她总算从宁熠手中挖来一个好苗子了!
宁舒云自然地低头看向霍逍泽,果不其然从他的眼中也看到了满意之色。
许医师为葵夫人诊过脉,仔细检查一番,不由有些心惊。
葵夫人如今也不过年长自己十岁,怎的身子骨都不如半百老太?
这……这也太……
许医师犹豫着,不知该不该说。
“许医师,有什么话你就直说吧。

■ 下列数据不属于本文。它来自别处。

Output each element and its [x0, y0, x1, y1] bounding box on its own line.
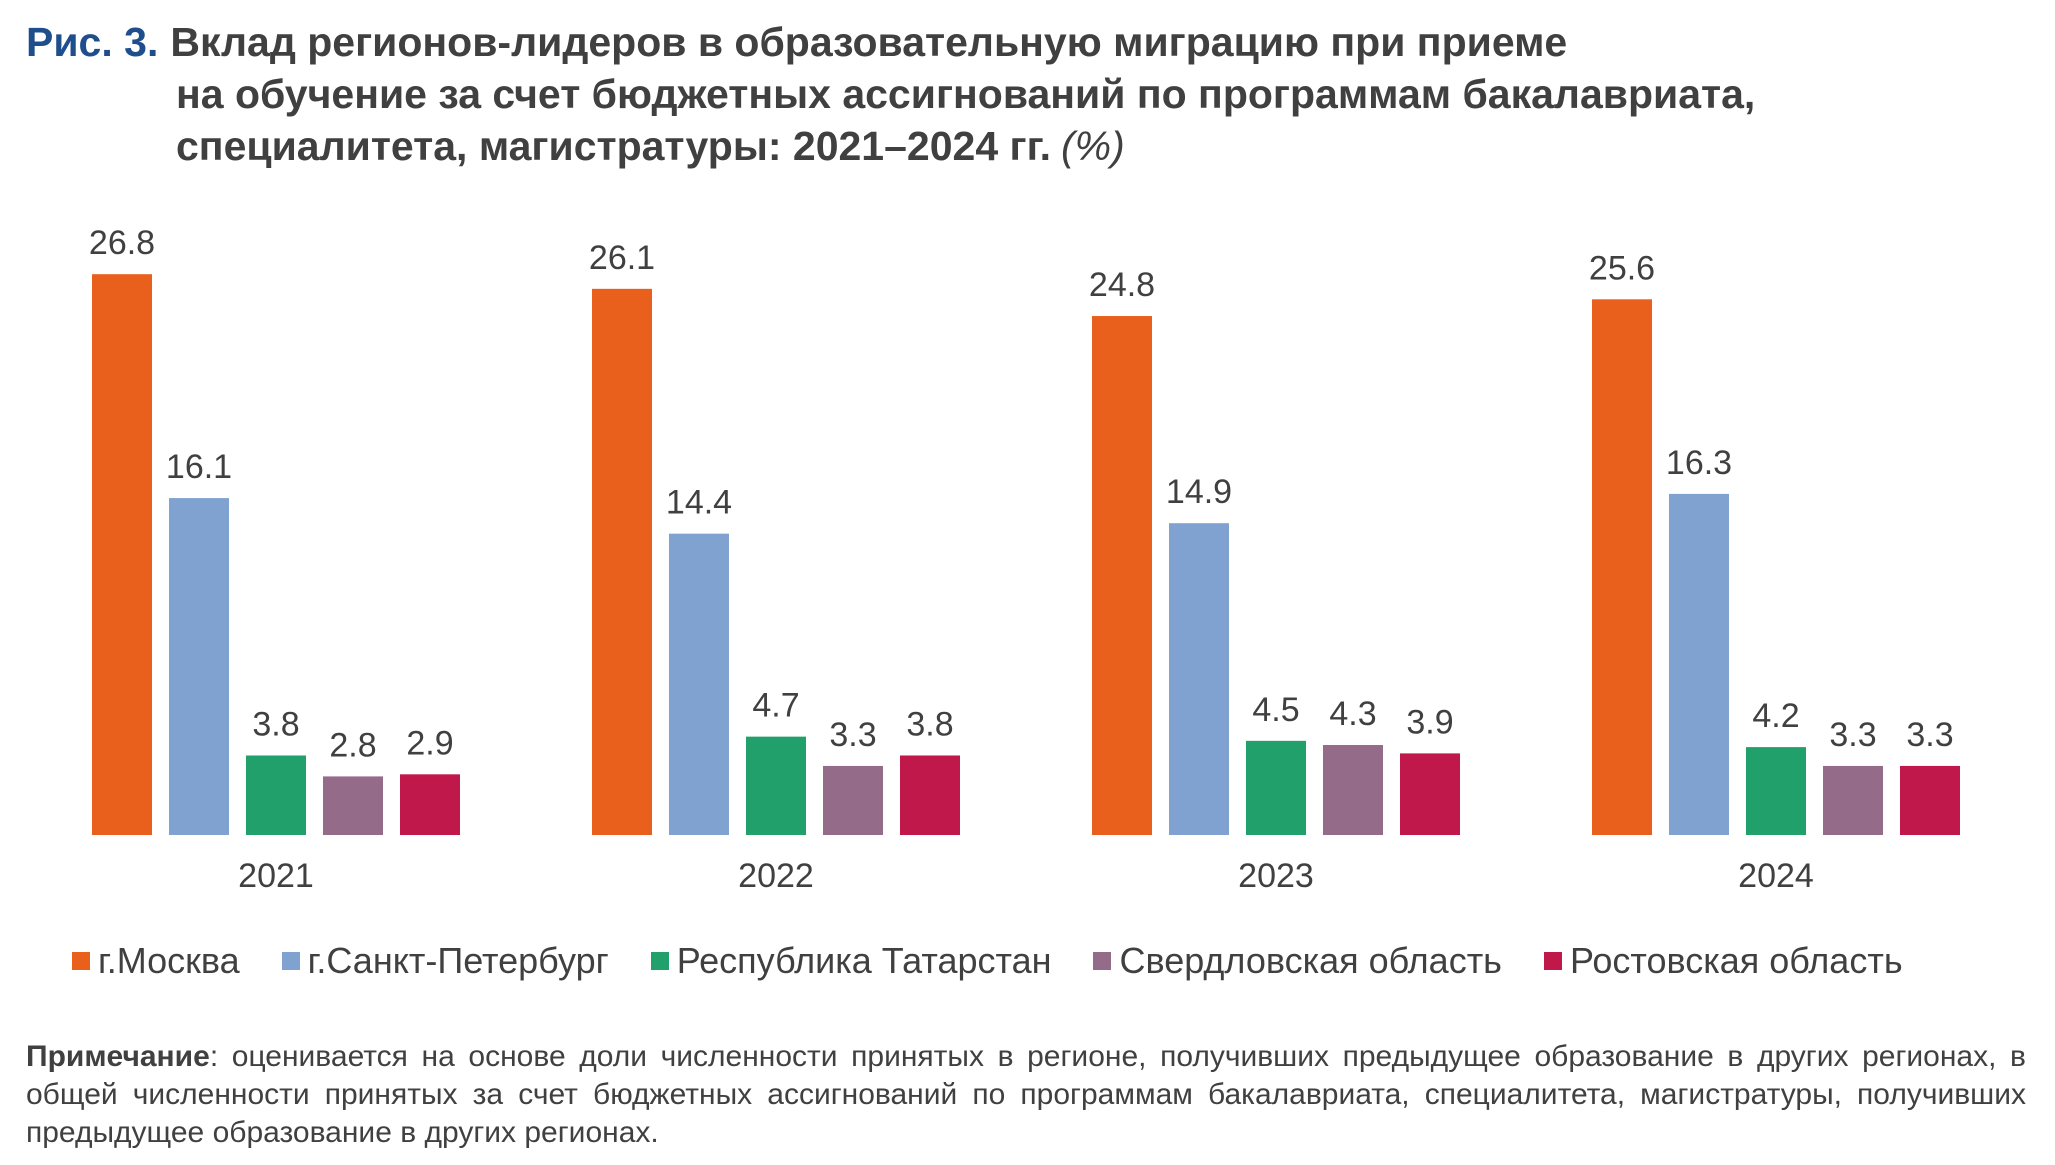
legend-item-2: г.Санкт-Петербург — [281, 940, 609, 982]
bar-2021-5 — [400, 774, 460, 835]
legend-item-4: Свердловская область — [1093, 940, 1502, 982]
data-label-2024-4: 3.3 — [1829, 716, 1876, 754]
bar-2023-4 — [1323, 745, 1383, 835]
bar-2022-1 — [592, 288, 652, 835]
bar-2021-1 — [92, 274, 152, 835]
x-tick-label-2023: 2023 — [1238, 857, 1314, 895]
bar-2022-3 — [746, 736, 806, 835]
note-label: Примечание — [26, 1040, 210, 1073]
x-tick-label-2021: 2021 — [238, 857, 314, 895]
legend-item-5: Ростовская область — [1543, 940, 1903, 982]
bar-2024-2 — [1669, 493, 1729, 835]
figure-title: Рис. 3. Вклад регионов-лидеров в образова… — [26, 16, 2026, 172]
title-line-2: на обучение за счет бюджетных ассигнован… — [176, 71, 1756, 117]
legend-label: Свердловская область — [1119, 940, 1502, 981]
data-label-2024-3: 4.2 — [1752, 697, 1799, 735]
data-label-2022-3: 4.7 — [752, 687, 799, 725]
legend-swatch — [1093, 952, 1112, 970]
legend-label: Ростовская область — [1569, 940, 1903, 981]
legend-label: г.Санкт-Петербург — [307, 940, 609, 981]
legend-item-3: Республика Татарстан — [650, 940, 1052, 982]
bar-2022-5 — [900, 755, 960, 835]
bar-2024-1 — [1592, 299, 1652, 836]
legend-item-1: г.Москва — [72, 940, 240, 982]
data-label-2022-4: 3.3 — [829, 716, 876, 754]
data-label-2022-2: 14.4 — [666, 484, 732, 522]
bar-2021-2 — [169, 498, 229, 835]
data-label-2023-4: 4.3 — [1329, 695, 1376, 733]
data-label-2021-3: 3.8 — [252, 705, 299, 743]
bar-2024-4 — [1823, 765, 1883, 835]
bar-chart: 26.8 16.1 3.8 2.8 2.9 2021 26.1 14.4 4.7 3.3 3.8 20… — [89, 224, 1960, 895]
data-label-2021-4: 2.8 — [329, 726, 376, 764]
data-label-2022-5: 3.8 — [906, 705, 953, 743]
bar-2023-5 — [1400, 753, 1460, 835]
data-label-2023-2: 14.9 — [1166, 473, 1232, 511]
data-label-2021-5: 2.9 — [406, 724, 453, 762]
title-line-1: Вклад регионов-лидеров в образовательную… — [170, 19, 1568, 65]
x-tick-label-2022: 2022 — [738, 857, 814, 895]
bar-2024-5 — [1900, 765, 1960, 835]
legend-swatch — [650, 952, 669, 970]
data-label-2024-2: 16.3 — [1666, 444, 1732, 482]
data-label-2021-1: 26.8 — [89, 224, 155, 262]
legend-label: Республика Татарстан — [676, 940, 1052, 981]
data-label-2024-1: 25.6 — [1589, 249, 1655, 287]
data-label-2023-3: 4.5 — [1252, 691, 1299, 729]
data-label-2024-5: 3.3 — [1906, 716, 1953, 754]
data-label-2021-2: 16.1 — [166, 448, 232, 486]
bar-2022-4 — [823, 765, 883, 835]
title-unit: (%) — [1060, 123, 1125, 169]
x-tick-label-2024: 2024 — [1738, 857, 1814, 895]
bar-2021-4 — [323, 776, 383, 835]
title-line-3: специалитета, магистратуры: 2021–2024 гг… — [176, 123, 1051, 169]
legend-swatch — [281, 952, 300, 970]
bar-2023-1 — [1092, 316, 1152, 835]
legend-swatch — [72, 952, 90, 970]
chart-note: Примечание: оценивается на основе доли ч… — [26, 1038, 2026, 1152]
data-label-2023-5: 3.9 — [1406, 703, 1453, 741]
bar-2024-3 — [1746, 747, 1806, 835]
legend-label: г.Москва — [98, 940, 240, 981]
note-text: : оценивается на основе доли численности… — [26, 1040, 2026, 1149]
bar-2023-3 — [1246, 740, 1306, 835]
bar-2023-2 — [1169, 523, 1229, 835]
data-label-2022-1: 26.1 — [589, 239, 655, 277]
data-label-2023-1: 24.8 — [1089, 266, 1155, 304]
legend-swatch — [1543, 952, 1562, 970]
chart-legend: г.Москва г.Санкт-Петербург Республика Тата… — [72, 940, 1945, 982]
bar-2021-3 — [246, 755, 306, 835]
figure-label: Рис. 3. — [26, 19, 159, 65]
bar-2022-2 — [669, 533, 729, 835]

”宁舒云看了出来,于是开口道。
许医师拱手,将自己的发现说了出来。
宁舒云毫不避讳将宁熠对母亲做的事说了出来,也不管许医师听不听得懂幻阵、生气这些。
许医师确实听得心惊肉跳,还心里嘀咕着,咱世子妃是真不怕自己将这些奇异之处说出去啊。
虽如此,但她也能听明白。
那个幻阵是以葵夫人燃烧寿命为代价维持的。
许医师眉头皱得更紧了,心里还泛起几分不认可和怜悯。
不认可是对宁熠。
她其实一直不适应宁熠的处世之道,她之所以留在侯府,全是因为恩师。
而身为侯府的医师,以侯爷为主,自然遵守主子的命令,所以她一直沉默着,像个会医术的木偶,只木讷地执行命令。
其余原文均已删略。